The problems of a software developer, when grappling with this domain, can actually be much easier than a historian or literary critic. We usually work with heavy tool support, automated searching, annotations, automated documentation comments (popularised by Java, following Knuth, but only a little way), version control, a single natural language of discourse. Version control alone would make biblical scholars weep with jealousy: they’ve had to painstakingly reconstruct such things by hand. The authors of Java Concurrency In Practice are well aware of these advantages. JCIP, like 1984, ends with an appendix on language. It concerns concurrency contracts stated as annotations, like @ThreadSafe, which are used to good effect throughout the book.
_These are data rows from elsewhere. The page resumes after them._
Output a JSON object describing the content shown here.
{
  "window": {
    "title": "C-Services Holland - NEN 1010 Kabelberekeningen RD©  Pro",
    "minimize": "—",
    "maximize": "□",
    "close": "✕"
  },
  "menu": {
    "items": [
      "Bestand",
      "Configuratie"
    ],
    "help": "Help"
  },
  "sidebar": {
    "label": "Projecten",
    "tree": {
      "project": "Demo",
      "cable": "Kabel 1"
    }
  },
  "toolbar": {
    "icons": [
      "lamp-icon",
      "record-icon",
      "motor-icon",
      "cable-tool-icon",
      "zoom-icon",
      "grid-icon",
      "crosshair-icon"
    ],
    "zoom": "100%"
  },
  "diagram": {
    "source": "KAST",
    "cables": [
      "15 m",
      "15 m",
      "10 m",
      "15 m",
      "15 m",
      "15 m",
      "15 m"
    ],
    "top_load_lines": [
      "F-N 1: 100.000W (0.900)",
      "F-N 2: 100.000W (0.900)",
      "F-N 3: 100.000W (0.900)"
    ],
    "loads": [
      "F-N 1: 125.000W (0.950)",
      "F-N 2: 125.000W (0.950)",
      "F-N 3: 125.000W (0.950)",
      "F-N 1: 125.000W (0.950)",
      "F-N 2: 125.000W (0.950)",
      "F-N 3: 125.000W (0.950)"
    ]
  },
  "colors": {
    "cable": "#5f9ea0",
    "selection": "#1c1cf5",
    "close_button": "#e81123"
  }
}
These annotations, through standardisation, make documentation both easier and more expressive. They therefore lower the transaction costs (to the developer) of documentation while increasing its utility, and so should become more prevalent than natural language comments. More sophisticated tools could be built around this, such as automated checks around changes to variables involved in guard conditions. Ultimately though, as a system will run without them, documentation is always vulnerable to being omitted or obsoleted. Java Concurrency In Practice refers to circumstances like this as “an adventure in iterative specification discovery”. There’s plenty of adventures yet to be had.